I'm building a simple web-based RSS reader in Python, but I'm having trouble parsing the XML. I started out by trying some stuff in the Python command line.
>>> from xml.dom import minidom
>>> import urllib2
>>> url ='http://www.digg.com/rss/index.xml'
>>> xmldoc = minidom.parse(urllib2.urlopen(url))
>>> channelnode = xmldoc.getElementsByTagName("channel")
>>> channelnode = xmldoc.getElementsByTagName("channel")
>>> titlenode = channelnode[0].getElementsByTagName("title")
>>> print titlenode[0]
<DOM Element: title at 0xb37440>
>>> print titlenode[0].nodeValue
I played around with this for a while, but the nodeValue
of everything seems to be None
. Yet if you look at the XML, there definitely are values there. What am I doing wrong?

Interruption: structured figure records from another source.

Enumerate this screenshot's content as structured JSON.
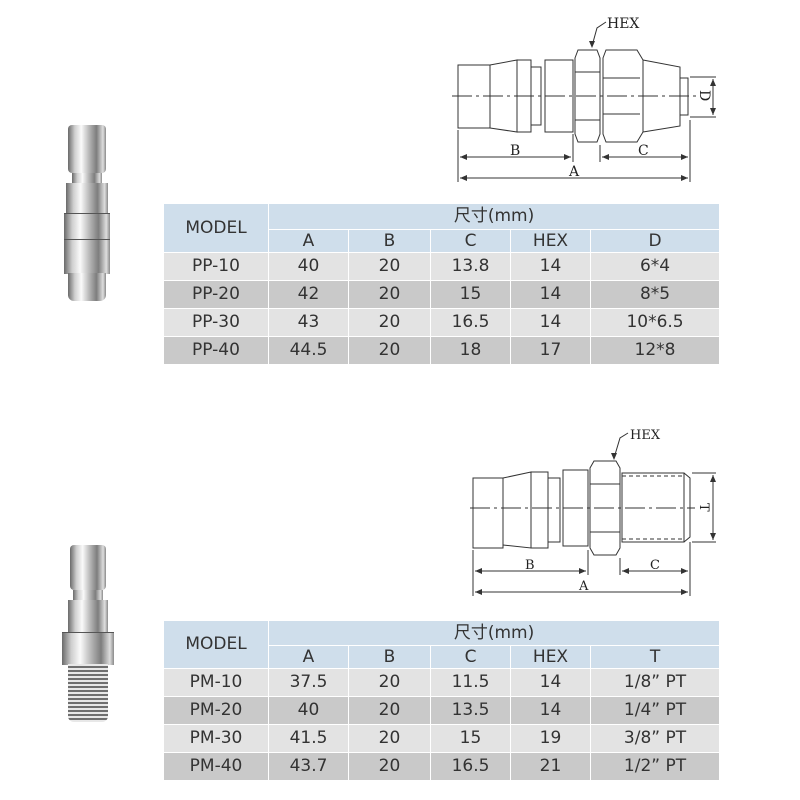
{
  "section_pp": {
    "diagram": {
      "hex_label": "HEX",
      "dim_a": "A",
      "dim_b": "B",
      "dim_c": "C",
      "dim_d": "D"
    },
    "table": {
      "model_header": "MODEL",
      "group_header": "尺寸(mm)",
      "columns": [
        "A",
        "B",
        "C",
        "HEX",
        "D"
      ],
      "rows": [
        [
          "PP-10",
          "40",
          "20",
          "13.8",
          "14",
          "6*4"
        ],
        [
          "PP-20",
          "42",
          "20",
          "15",
          "14",
          "8*5"
        ],
        [
          "PP-30",
          "43",
          "20",
          "16.5",
          "14",
          "10*6.5"
        ],
        [
          "PP-40",
          "44.5",
          "20",
          "18",
          "17",
          "12*8"
        ]
      ]
    }
  },
  "section_pm": {
    "diagram": {
      "hex_label": "HEX",
      "dim_a": "A",
      "dim_b": "B",
      "dim_c": "C",
      "dim_t": "T"
    },
    "table": {
      "model_header": "MODEL",
      "group_header": "尺寸(mm)",
      "columns": [
        "A",
        "B",
        "C",
        "HEX",
        "T"
      ],
      "rows": [
        [
          "PM-10",
          "37.5",
          "20",
          "11.5",
          "14",
          "1/8” PT"
        ],
        [
          "PM-20",
          "40",
          "20",
          "13.5",
          "14",
          "1/4” PT"
        ],
        [
          "PM-30",
          "41.5",
          "20",
          "15",
          "19",
          "3/8” PT"
        ],
        [
          "PM-40",
          "43.7",
          "20",
          "16.5",
          "21",
          "1/2” PT"
        ]
      ]
    }
  },
  "colors": {
    "header_bg": "#cfdeeb",
    "row_light": "#e3e3e3",
    "row_dark": "#c9c9c9"
  }
}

For RSS feeds you should try the Universal Feed Parser library. It simplifies the handling of RSS feeds immensly.
import feedparser
d = feedparser.parse('http://www.digg.com/rss/index.xml')
title = d.channel.title
This is the syntax you are looking for:
>>> print titlenode[0].firstChild.nodeValue
digg.com: Stories / Popular
Note that the node value is a logical descendant of the node itself.